REPUBLIKA.CO.ID, JAKARTA - Mantan Kepala Badan Penyehatan Perbankan Nasional (BPPN) Syafruddin Arsyad Tumenggung mengaku tak khawatir bila banding yang diajukan berujung dengan hukuman yang lebih berat dari putusannya. Menurutnya, ia mengajukan banding untuk mencari keadilan.
"Saya banding cari keadilan, bukan untuk keringanan hukuman. Saya katakan satu detik dihukum saja, saya akan banding," ujar Syafruddin usai pembacaan putusan di Pengadilan Tipikor Jakarta, Senin (24/9).
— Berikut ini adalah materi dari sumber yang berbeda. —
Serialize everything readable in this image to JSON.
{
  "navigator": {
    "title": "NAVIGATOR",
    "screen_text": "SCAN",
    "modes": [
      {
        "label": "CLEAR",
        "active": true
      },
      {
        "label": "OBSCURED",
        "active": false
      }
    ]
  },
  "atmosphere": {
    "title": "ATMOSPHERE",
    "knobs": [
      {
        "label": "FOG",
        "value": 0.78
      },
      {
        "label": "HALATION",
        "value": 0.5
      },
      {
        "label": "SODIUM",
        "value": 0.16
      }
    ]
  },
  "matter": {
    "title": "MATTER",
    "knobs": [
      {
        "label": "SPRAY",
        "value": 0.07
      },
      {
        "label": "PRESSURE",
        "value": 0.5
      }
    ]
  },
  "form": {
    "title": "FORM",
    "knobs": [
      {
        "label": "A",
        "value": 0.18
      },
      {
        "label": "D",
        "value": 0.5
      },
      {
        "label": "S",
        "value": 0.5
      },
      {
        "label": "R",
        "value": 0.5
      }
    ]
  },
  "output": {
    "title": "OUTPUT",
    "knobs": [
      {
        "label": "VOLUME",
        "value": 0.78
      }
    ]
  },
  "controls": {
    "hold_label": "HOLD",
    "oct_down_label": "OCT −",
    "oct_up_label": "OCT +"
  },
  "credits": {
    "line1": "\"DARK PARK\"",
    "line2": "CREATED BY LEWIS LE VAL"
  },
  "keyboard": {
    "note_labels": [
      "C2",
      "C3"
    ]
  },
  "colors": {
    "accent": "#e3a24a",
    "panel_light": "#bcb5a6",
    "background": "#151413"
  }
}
Ia menegaskan pemberian surat keterangan lunas (SKL) yang ia keluarkan telah melalui proses yang sesuai prosedur berdasarkan instruksi presiden dan Komite Kebijakan Sektor Keuangan (KKSK). "Jadi bukan saya, saya hanya melaksanakan keputusan pemerintah," katanya.
Pengadilan Negeri Tindak Pidana Korupsi (Tipikor) Jakarta menjatuhkan hukuman 13 tahun penjara terhadap Syafruddin Arsyad Temenggung. Ia juga diwajibkan membayar denda Rp 700 juta subsider 3 bulan kurungan.
"Mengadili, menyatakan terdakwa telah terbukti secara sah dan meyakinkan bersalah melakukan tindak pidana korupsi secara bersama-sama," ujar ketua majelis hakim Yanto di ruang sidang Pengadilan Tipikor Jakarta, Senin (24/9).
Adapun dalam pertimbangan hakim, hal yang meringankan adaah Syafruddin selalu bersikap sopan dan belum pernah dihukum. Sementara hal yang memberatkan adalah perbuatannya bertentangan dengan program pemerintah yang sedang gencar-gencarnya memberantas korupsi. Selain itu, Syafruddin juga tidak mengakui perbuatannya dan korupsi adalah kejahatan luar biasa.
Vonis terhadap Syafruddin ini lebih ringan dari tuntutannya. Sebelumnya, tuntutan Jaksa Komisi Pemberantasan Korupsi (KPK) terhadap Syafruddin adalah 15 tahun penjara serta denda sebesar Rp 1 miliar subsider 6 bulan kurungan.
Dalam putusan Majelis Hakim, Syafruddin terbukti telah ikut merugikan negara Rp 4,58 triliun terkait penerbitan Surat Keterangan Lunas (SKL) Bantuan Likuiditas Bank Indonesia (BLBI).
Majelis Hakim menyatakan Syafruddin terbukti merugikan negara Rp 4,58 triliun dalam penerbitan SKL BLBI untuk pemilik saham pengendali Bank Dagang Negara Indonesia (BDNI) Sjamsul Nursalim.
Berdasarkan fakta persidangan, kerugian itu muncul karena Syafruddin menghapus salah satu aset BDNI yang diserahkan Sjamsul untuk membayar hutang BLBI, yakni piutang petambak senilai Rp 4,8 triliun. Perbuatan itu menyebabkan negara kehilangan hak tagih atas piutang tersebut.
Syafruddin juga terbukti telah menerbitkan SKL walaupun Sjamsul belum menyelesaikan kewajibannya terhadap misrepresentasi dalam menampilkan piutang BDNI kepada petambak, yang akan diserahkan kepada BPPN. Jaksa menganggap perbuatan Syafruddin telah memperkaya Sjamsul lewat penerbitan SKL tersebut.